Immediately, I found myself snooping into their activities and several times I wanted to step in a correct Jack as he would tell Kyle what he could and could not play with. I felt the need to show him how to be a good host and it was killing me to hear him occasionally say things that I thought might make Kyle feel anything but completely welcomed.
After Kyle left I began questioning if I should have stepped in more or just let them work things out more. It really wasn't anything big at all, but it wasn't perfect. I called my wonderful sister in law to discuss how we as mom's are supposed to handle this new freedom of our children's and she gave me great advice about letting the kids work it out during the moment and then saving my teaching time for before bed. We laughed at how we are so much harder on our first borns and how we hoped that one day they wouldn't hold that against us. That prompted her to share a piece of literature with me that I thought was really interesting and worth sharing with you.
5 Best and Worst Things to Say to Your Kids:
1. "Act Your Age"- Because you are issuing a blanket criticism instead of acknowledging why they may have been acting that way.
2. "I Was Only Teasing"- You should never disguise insults with humor or teach your child to. If you don't mean it, don't say it.
3. "Why can't you be more like your sister (or brother)"- Feeds sibling rivalry and makes them feel like 2nd class.
4. "Don't run or you will fall"- You don't want to communicate that you expect him to fail. Give more specifics like "your shoe laces are untied". I think this can be viewed in a much bigger picture too.
5. "What did I just tell you?"- Communicates that they are too stupid to remember and then if they do answer, it is viewed as sarcasm. Choose your words better and communicate why you are frustrated.
If you felt convicted by these, trust me, you are not alone!

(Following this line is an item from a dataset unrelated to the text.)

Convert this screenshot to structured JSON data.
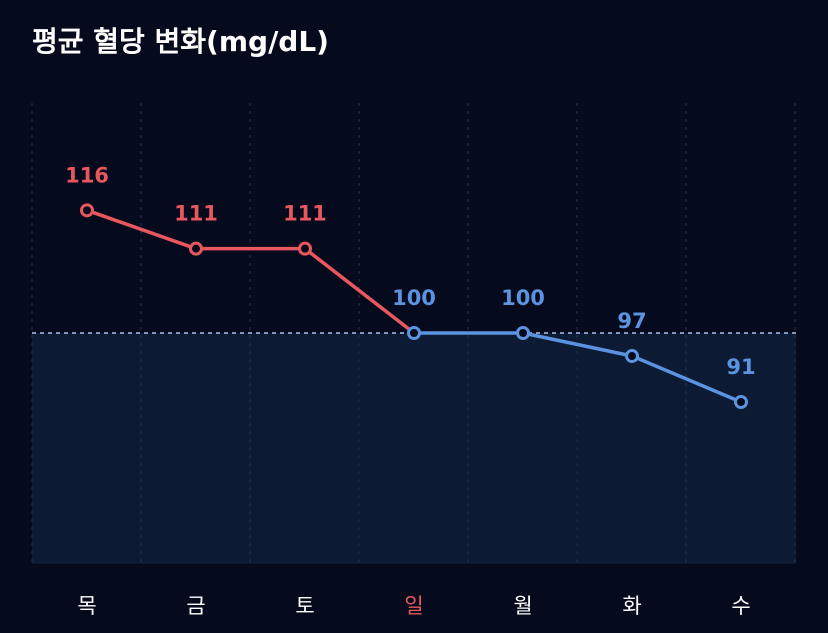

1. "Please make a decision"- communicates that they are responsible for their own actions
2. "I love you but I don't like that behavior"- separate the deed from the doer
3. "I want you to help me solve my problem"- he sees that his input is invited and is less likely to see you as his adversary. This was advised too for when you want your child to quit something that is annoying you.
4. "What did you really want to tell her"- A redirection for inappropriate reactions to conflict. Helps them develop an emotional language.
5. "Different people have different needs"- helps you deal with the complaints of lack of fairness.
TODAY'S SIDE NOTE:
Ruthie and I got away today to my aunt and uncle's house on the lake and of course we worked in a little photo shoot. Tomorrow we are going to feed the ducks and then go into town for some shopping.